= Wahid Baksh Sial Rabbani =

Captain Wahid Baksh Sial Rabbani (1910 – April 21, 1995) was a Pakistani saint in the Chishti (Sabri branch) order of Sufis.

He was initiated into the Chishtiyya Spiritual Order in 1940 by Maulana Syed Muhammad Zauqi Shah (1878–1951). He remained under Zauqi Shah's teaching for about 12 years, and then received khilafat (became his successor), along with Shah Shahidullah Faridi, Maulana Umar Bhai, and Maulana Abdus Salam. He was a practicing Sufi for 54 years until his wisaal (union) at 9:30 am on April 21, 1995.
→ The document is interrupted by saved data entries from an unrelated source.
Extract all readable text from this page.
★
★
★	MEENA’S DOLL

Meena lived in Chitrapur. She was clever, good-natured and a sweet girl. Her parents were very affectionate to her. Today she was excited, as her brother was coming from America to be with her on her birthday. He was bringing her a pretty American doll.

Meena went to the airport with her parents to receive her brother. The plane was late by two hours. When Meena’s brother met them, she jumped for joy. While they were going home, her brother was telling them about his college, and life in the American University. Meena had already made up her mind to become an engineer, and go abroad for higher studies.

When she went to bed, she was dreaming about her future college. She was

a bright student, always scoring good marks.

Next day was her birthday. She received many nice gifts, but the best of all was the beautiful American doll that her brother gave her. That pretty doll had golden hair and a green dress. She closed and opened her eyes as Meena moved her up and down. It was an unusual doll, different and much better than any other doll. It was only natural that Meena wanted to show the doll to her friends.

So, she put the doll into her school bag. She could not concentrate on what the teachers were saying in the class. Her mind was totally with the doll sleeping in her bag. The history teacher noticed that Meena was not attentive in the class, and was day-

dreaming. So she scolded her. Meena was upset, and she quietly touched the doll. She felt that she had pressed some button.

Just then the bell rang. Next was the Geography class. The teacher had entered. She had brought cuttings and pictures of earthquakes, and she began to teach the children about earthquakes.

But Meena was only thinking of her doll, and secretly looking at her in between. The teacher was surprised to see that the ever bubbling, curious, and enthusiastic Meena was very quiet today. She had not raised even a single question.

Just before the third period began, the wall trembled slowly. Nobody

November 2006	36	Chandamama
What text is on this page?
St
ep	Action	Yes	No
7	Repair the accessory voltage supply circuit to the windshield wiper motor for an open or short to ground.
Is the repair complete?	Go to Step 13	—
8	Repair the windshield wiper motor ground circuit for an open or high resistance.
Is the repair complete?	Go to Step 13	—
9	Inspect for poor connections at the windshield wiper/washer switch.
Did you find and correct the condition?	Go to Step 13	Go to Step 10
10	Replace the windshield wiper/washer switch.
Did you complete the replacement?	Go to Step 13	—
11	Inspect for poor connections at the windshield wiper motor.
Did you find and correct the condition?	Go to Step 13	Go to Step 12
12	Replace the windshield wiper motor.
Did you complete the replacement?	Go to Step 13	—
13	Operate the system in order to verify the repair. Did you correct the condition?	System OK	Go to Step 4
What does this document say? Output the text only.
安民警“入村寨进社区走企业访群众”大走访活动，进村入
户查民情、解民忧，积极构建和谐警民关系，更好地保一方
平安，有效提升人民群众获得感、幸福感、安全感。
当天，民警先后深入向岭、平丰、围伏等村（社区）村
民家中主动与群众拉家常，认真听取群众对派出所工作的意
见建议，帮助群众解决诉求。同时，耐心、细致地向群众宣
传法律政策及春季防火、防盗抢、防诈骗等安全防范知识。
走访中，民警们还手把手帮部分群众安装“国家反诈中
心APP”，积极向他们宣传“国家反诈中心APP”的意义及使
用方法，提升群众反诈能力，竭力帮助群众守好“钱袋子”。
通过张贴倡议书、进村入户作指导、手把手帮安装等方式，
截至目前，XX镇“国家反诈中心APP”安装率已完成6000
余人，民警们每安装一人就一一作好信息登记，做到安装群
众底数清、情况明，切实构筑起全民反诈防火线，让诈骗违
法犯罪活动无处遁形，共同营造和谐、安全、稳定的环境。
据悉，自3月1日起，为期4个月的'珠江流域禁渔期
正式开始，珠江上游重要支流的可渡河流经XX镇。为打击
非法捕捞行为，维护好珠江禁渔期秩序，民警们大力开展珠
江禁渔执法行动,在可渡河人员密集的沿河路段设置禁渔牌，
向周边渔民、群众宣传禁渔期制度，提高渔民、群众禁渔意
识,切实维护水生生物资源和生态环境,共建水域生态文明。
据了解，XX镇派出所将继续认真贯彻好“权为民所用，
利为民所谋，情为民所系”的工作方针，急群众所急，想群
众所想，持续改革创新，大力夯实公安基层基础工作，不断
== Education and career ==
He completed his B.A. and then joined the Bahwalpur State Forces and qualified at the Indian Military Academy Dehra Dun (India) in 1933. He participated in the Second World War in Malaya. He retired from military service in 1946 and joined the Civil Secretariat of the Bahawalpur Government. He was transferred to the West Pakistan secretariat, Lahore, in 1955, and retired in 1968.

== Work ==

=== Books ===
He wrote several important books in Urdu and English, such as
1. Islamic Sufism
2. Mushahida e Haq
3. Maqam e Ganjshakar
4. Reactivsation of Islam
5. Hajj e Zauqi
6. Ruhaniyat e Islam He also translated significant Sufi books from Persian to Urdu, including
7. Mirat ul Asrar
8. Iqtibas ul Anwar
9. Maktoobat i Qudsiya
10. Maqabis ul Majalis
11. Talqeen e Ladunni

=== Translation Work ===
His translations with commentary of Lawaih-e-Jami, Jawami-ul-Kalim, and Kashful Mahjub have also been published. His commentary on Kashful Mahjub (published in Urdu and English and popularly available) is a masterpiece and first-ever in the history of Sufism.

=== Other ===
He also collected his Shaikh Zauqi Shah's discourses and published them under the title Tarbiat-ul-Ushaq (Training of the Lovers), which is now available in English as well. This highly readable and beautifully written book focuses on the highest spiritual states and stations.

He also worked on the history of Sufism and Sufi Texts and Teachings in English, encompassing the entire Muslim world, and wrote United States of Islam, discussing the notion of pan-Islamism, with a vision for the rise of the Muslim world. He also translated Sirr-e-Dilbaran, an encyclopedia of Sufi terminology, a work in Urdu by Zauqi Shah. His articles also appeared in the series "The Sufi Path."

== Followers ==
His followers are in Pakistan, Malaysia, Indonesia, Singapore, Australia, Mauritius, the United States, Canada, France and the United Kingdom.

== Death ==
He was buried in his hometown of Allahabad, in district Rahim Yar Khan (Pakistan).

== Disciples ==
His disciples continue to publish his works and those of other Masters of their Order.